The problem with girls
Girls were a bit of a problem, and early encounters stung. Reverend Matjolo’s daughter Winnie – not the Winnie who later would become his wife – invited Nelson around for a meal on the instigation of her scheming older sister, to see how the country lad fared with a knife and fork. He could not pin down the skinny chicken wing he had been given, though he tried and tried and became “wet with perspiration”. Afterwards, he wrote, the older sister warned Winnie off “such a backward boy”. She had more mettle, however and: “I am happy to say the young lady did not listen – she loved me, backward as I was.”
Winnie subsequently went to a different school and they lost touch. But the first female he related to as an equal and a close friend was Mathona, though again it was not a good start. Wearing new boots on his first day at the Clarkebury Institute, where he would complete his high school education, he said he felt “like a newly shod horse… As I clomped into the classroom, my boots crashing on that shiny wood floor, I noticed two female students in the first row.” One of the girls said to her friend: “The country boy is not used to wearing shoes,” at which, he said, “I was blind with fury and embarrassment,” and vowed never to speak to her. But they became the best of friends and he found the clever and mischievous Mathona was someone with whom he could “share secrets”. She was a lucky find because he wrote that she became a role model for his future relationships with women, “for with women I found I could let my hair down and confess to weaknesses and fears I would never reveal to another man”.
And indeed, Mandela’s marriage partners have been strong, supportive women – African National Congress activists Evelyn Mase and Nomzamo Winifred Madikizela, and former Frelimo activist and human rights campaigner Graça Machel.
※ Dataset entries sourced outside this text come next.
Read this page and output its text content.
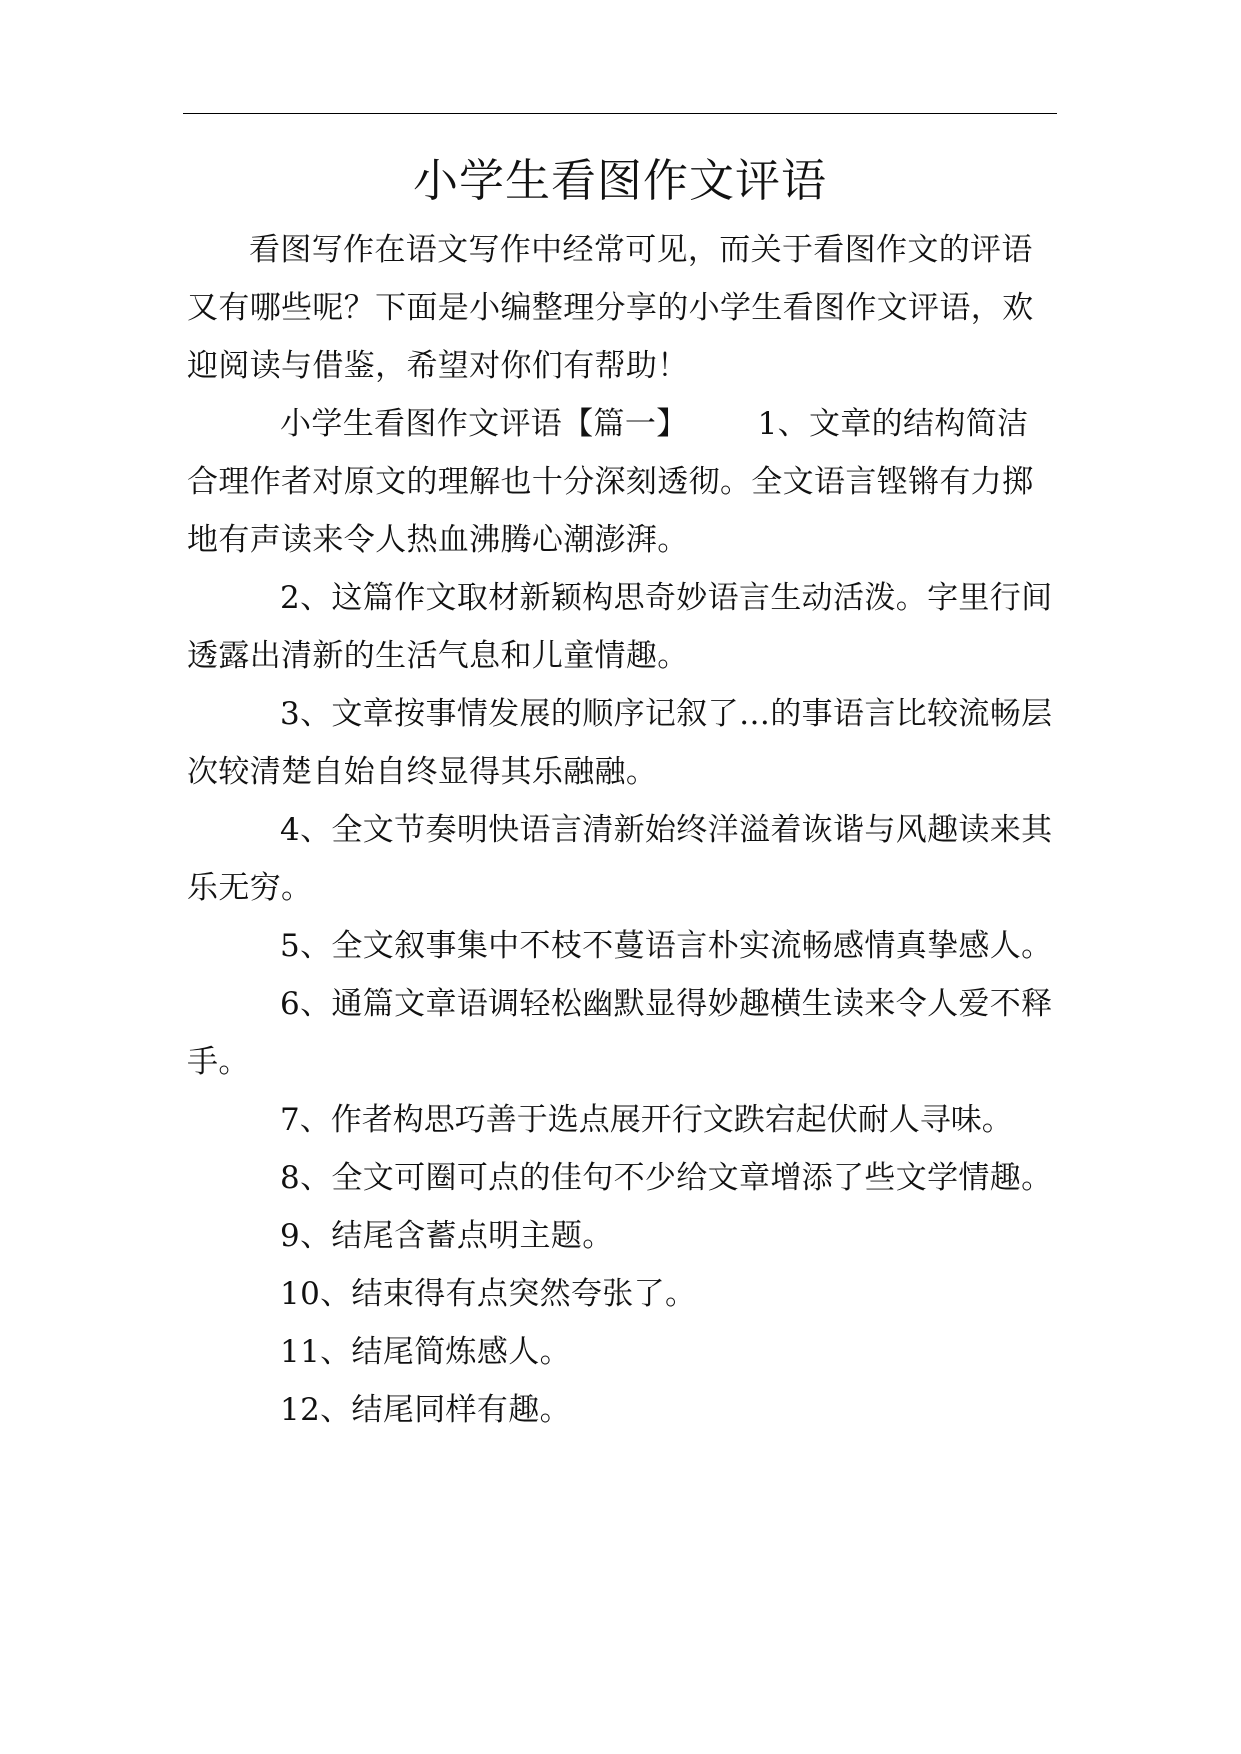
小学生看图作文评语

看图写作在语文写作中经常可见，而关于看图作文的评语又有哪些呢？下面是小编整理分享的小学生看图作文评语，欢迎阅读与借鉴，希望对你们有帮助！

小学生看图作文评语【篇一】 1、文章的结构简洁合理作者对原文的理解也十分深刻透彻。全文语言铿锵有力掷地有声读来令人热血沸腾心潮澎湃。

2、这篇作文取材新颖构思奇妙语言生动活泼。字里行间透露出清新的生活气息和儿童情趣。

3、文章按事情发展的顺序记叙了…的事语言比较流畅层次较清楚自始自终显得其乐融融。

4、全文节奏明快语言清新始终洋溢着诙谐与风趣读来其乐无穷。

5、全文叙事集中不枝不蔓语言朴实流畅感情真挚感人。

6、通篇文章语调轻松幽默显得妙趣横生读来令人爱不释手。

7、作者构思巧善于选点展开行文跌宕起伏耐人寻味。

8、全文可圈可点的佳句不少给文章增添了些文学情趣。

9、结尾含蓄点明主题。

10、结束得有点突然夸张了。

11、结尾简炼感人。

12、结尾同样有趣。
The teachers were of a good calibre at Clarkebury, and Nelson participated enthusiastically in sport, if not shining at it. It was only later, at Healdtown , the Wesleyan College in Fort Beaufort, that he found his talent for boxing. Mathona was a good study mate and adviser and the Reverend Harris, the school governor, a man worthy of respect. He was serious, however, and “ran Clarkebury with an iron hand”. But again, just as it appeared Nelson would be in for trouble, fate stepped in: he was tasked with working in the reverend’s garden, where he met a gentler man, who was broadminded and unselfishly devoted to educating his African charges. He was able to get to know the school governor better and hone his skills in growing vegetables.
Beyond Thembuland
The young man was developing his talents and acquiring the skills that would later equip him to lead. But, he conceded that though being at Clarkebury broadened his horizons, he still had a parochial outlook: “I would not say that I was entirely an open-minded, unprejudiced young man when I left … My horizons did not extend beyond Thembuland and I believed being a Thembu was the most enviable thing in the world.”
Much more water would flow under the bridge before the activist Nelson Mandela would emerge to fight for a non-racist, non-sexist South Africa.